Duane Gish | |
---|---|
Born | Duane Tolbert Gish February 17, 1921 White City, Kansas, U.S. |
Died | 5 March 2013 San Diego, California, U.S. | (aged 92)
Education | University of California, Los Angeles (BS) University of California, Berkeley (MA, PhD) |
Employer(s) | University of California, Berkeley Cornell University Institute for Creation Research |
Known for | Prominent public speaker on creationism |
Military career | |
Allegiance | United States |
Service | United States Army |
Years of service | 1941–1945 |
Rank | Captain |
Battles / wars | World War II |
Awards | Bronze Star Medal |
Duane Tolbert Gish (February 17, 1921 – March 5, 2013[1]) was an American biochemist and a prominent member of the creationist movement.[2] A young Earth creationist, Gish was a former vice-president of the Institute for Creation Research (ICR) and the author of numerous publications about creation science.

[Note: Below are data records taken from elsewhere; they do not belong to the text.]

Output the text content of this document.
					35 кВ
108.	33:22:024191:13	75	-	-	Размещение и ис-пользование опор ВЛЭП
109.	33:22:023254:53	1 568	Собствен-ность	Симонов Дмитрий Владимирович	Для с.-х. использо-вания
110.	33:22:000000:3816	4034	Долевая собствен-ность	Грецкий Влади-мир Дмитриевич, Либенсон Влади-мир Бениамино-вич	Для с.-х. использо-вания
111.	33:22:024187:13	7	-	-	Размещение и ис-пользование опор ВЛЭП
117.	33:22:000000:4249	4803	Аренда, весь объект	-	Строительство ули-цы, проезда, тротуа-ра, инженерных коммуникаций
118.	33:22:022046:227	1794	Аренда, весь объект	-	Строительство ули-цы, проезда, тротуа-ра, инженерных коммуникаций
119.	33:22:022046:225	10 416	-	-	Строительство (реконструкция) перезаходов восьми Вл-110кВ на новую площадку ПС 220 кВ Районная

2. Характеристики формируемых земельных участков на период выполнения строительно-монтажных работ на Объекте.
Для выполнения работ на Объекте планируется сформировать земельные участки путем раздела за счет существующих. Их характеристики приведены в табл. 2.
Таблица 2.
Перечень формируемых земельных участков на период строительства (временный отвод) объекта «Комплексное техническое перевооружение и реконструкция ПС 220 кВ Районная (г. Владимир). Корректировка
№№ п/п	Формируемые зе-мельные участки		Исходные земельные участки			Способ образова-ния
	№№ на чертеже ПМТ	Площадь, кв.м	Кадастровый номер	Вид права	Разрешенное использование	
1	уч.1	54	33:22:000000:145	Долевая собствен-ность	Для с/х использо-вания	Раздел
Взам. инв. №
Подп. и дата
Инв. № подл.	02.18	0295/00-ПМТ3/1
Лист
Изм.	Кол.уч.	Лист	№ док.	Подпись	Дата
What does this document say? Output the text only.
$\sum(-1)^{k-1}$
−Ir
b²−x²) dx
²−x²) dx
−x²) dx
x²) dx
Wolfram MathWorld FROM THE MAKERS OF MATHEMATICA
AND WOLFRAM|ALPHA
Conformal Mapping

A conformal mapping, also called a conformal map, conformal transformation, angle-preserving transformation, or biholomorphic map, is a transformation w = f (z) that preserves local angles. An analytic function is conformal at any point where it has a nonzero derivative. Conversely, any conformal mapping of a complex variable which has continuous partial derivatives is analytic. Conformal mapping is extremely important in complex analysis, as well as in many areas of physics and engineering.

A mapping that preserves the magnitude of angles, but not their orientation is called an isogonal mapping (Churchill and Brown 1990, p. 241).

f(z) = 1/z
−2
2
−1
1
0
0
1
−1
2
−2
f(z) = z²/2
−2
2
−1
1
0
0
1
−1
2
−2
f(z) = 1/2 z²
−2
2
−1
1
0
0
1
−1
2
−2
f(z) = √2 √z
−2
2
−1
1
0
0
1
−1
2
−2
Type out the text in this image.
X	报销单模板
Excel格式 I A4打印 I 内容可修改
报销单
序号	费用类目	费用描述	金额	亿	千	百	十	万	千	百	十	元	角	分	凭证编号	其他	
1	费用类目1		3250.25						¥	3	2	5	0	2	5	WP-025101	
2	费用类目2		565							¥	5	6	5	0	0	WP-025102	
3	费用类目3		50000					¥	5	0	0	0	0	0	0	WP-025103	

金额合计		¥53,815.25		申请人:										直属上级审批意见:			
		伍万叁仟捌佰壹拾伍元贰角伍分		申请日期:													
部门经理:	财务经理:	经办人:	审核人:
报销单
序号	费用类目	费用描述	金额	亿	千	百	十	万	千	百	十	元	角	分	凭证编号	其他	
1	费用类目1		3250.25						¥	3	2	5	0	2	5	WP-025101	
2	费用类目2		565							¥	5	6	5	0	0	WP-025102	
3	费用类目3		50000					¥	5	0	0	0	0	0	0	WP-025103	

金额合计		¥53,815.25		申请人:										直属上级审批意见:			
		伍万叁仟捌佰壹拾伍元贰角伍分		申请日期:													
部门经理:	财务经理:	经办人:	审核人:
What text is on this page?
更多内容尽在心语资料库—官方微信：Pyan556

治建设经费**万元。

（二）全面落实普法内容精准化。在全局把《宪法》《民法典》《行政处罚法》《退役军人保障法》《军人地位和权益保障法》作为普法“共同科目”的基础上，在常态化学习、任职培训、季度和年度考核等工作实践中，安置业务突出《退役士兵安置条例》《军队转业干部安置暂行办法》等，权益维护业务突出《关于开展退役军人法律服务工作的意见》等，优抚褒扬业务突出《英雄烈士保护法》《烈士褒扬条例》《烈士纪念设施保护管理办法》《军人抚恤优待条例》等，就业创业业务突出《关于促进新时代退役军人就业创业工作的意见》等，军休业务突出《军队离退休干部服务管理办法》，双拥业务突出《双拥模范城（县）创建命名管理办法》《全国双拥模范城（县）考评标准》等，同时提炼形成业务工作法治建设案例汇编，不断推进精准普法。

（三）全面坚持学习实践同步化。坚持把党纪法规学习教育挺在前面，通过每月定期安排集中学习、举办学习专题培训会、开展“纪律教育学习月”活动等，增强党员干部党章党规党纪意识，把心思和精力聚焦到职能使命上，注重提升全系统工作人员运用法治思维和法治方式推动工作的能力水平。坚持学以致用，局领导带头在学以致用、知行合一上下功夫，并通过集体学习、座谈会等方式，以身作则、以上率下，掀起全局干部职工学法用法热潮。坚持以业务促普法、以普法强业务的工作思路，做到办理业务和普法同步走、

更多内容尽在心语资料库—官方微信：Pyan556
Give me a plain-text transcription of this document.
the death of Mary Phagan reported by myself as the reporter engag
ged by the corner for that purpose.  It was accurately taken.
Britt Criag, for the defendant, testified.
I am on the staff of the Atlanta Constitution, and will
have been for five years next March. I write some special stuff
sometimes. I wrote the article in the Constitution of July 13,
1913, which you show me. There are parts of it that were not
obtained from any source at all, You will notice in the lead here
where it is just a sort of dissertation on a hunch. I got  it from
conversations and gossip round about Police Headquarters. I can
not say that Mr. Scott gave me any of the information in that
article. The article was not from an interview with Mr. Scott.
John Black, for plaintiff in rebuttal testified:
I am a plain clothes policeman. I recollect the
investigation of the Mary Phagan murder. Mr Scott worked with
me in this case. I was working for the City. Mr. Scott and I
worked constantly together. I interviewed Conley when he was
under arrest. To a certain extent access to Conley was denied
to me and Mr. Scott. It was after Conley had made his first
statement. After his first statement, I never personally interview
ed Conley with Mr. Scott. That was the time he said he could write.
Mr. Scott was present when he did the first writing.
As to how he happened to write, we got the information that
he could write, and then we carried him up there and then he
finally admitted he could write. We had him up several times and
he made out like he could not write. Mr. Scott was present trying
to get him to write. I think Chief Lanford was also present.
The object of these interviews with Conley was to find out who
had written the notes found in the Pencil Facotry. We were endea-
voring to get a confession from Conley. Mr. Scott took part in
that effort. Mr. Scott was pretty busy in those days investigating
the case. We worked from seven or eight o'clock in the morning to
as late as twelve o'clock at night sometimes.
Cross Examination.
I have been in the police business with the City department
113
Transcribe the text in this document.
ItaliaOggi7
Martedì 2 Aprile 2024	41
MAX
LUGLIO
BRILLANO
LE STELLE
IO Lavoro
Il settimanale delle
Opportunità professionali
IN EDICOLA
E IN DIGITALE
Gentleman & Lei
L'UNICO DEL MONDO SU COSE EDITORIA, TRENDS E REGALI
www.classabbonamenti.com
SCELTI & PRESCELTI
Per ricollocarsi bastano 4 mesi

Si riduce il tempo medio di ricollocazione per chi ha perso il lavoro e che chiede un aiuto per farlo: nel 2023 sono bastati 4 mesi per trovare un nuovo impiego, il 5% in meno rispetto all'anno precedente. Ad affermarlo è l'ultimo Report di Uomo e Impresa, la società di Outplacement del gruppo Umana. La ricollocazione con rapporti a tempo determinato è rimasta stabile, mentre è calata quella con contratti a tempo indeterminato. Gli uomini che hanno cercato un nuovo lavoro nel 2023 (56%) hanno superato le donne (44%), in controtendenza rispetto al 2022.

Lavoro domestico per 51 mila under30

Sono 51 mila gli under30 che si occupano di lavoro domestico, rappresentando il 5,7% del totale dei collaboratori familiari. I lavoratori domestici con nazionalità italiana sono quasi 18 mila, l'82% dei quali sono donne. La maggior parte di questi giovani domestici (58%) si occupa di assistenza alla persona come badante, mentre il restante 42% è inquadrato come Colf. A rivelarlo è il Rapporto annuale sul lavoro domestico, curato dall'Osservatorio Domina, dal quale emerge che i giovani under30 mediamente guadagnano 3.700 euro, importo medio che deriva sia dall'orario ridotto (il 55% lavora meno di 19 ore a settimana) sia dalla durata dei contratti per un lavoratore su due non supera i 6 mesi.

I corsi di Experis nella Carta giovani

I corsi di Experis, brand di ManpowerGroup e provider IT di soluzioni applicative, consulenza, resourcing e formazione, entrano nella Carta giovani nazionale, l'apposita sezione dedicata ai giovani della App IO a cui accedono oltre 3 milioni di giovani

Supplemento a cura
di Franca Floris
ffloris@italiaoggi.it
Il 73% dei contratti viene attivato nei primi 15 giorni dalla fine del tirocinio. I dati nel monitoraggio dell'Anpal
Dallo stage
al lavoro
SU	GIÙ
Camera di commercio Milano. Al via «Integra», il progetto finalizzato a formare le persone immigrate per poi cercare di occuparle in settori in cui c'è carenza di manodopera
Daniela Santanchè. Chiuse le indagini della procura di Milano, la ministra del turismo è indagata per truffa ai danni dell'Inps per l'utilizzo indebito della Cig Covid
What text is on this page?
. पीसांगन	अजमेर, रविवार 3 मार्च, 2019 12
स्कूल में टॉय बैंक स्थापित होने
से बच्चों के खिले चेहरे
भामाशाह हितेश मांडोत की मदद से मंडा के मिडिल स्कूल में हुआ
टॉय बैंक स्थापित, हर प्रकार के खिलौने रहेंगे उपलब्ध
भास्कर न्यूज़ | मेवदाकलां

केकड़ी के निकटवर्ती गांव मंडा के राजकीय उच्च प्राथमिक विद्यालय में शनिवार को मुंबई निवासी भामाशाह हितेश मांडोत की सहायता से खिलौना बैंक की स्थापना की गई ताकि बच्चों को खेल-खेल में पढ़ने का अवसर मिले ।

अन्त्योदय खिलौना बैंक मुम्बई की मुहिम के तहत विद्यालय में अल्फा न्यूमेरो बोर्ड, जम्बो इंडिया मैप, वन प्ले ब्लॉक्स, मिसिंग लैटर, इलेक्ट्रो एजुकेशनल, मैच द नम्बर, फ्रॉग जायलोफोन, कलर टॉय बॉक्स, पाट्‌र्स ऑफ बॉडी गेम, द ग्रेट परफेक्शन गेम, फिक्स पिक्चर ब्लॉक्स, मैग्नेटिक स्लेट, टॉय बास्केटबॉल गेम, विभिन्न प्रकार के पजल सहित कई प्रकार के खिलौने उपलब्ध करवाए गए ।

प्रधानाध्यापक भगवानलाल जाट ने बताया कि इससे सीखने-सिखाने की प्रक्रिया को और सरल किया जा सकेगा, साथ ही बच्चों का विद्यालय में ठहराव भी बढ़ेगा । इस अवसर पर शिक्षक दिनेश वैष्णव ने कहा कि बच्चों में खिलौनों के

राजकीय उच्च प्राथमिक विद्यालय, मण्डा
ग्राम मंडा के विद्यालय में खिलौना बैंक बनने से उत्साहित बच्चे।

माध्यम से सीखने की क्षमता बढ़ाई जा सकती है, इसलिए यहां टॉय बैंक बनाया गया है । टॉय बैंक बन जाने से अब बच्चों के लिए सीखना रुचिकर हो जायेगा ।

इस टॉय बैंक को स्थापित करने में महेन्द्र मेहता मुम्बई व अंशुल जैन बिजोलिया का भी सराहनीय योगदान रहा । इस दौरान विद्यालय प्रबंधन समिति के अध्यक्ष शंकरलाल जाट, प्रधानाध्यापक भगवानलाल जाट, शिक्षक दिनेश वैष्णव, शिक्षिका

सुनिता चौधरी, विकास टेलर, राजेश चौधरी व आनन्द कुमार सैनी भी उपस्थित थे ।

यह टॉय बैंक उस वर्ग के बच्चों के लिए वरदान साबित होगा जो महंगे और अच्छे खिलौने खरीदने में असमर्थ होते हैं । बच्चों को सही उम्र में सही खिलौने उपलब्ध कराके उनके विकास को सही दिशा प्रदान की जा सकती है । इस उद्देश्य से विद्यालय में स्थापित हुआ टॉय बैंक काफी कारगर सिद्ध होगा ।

Gish was called "creationism's T. H. Huxley" for the way he "relished the confrontations" of formal debates with prominent evolutionary biologists, usually held on university campuses,[3] while abandoning formal debating principles. A creationist publication noted in his obituary that "it was perhaps his personal presentation that carried the day. In short, the audiences liked him."[4]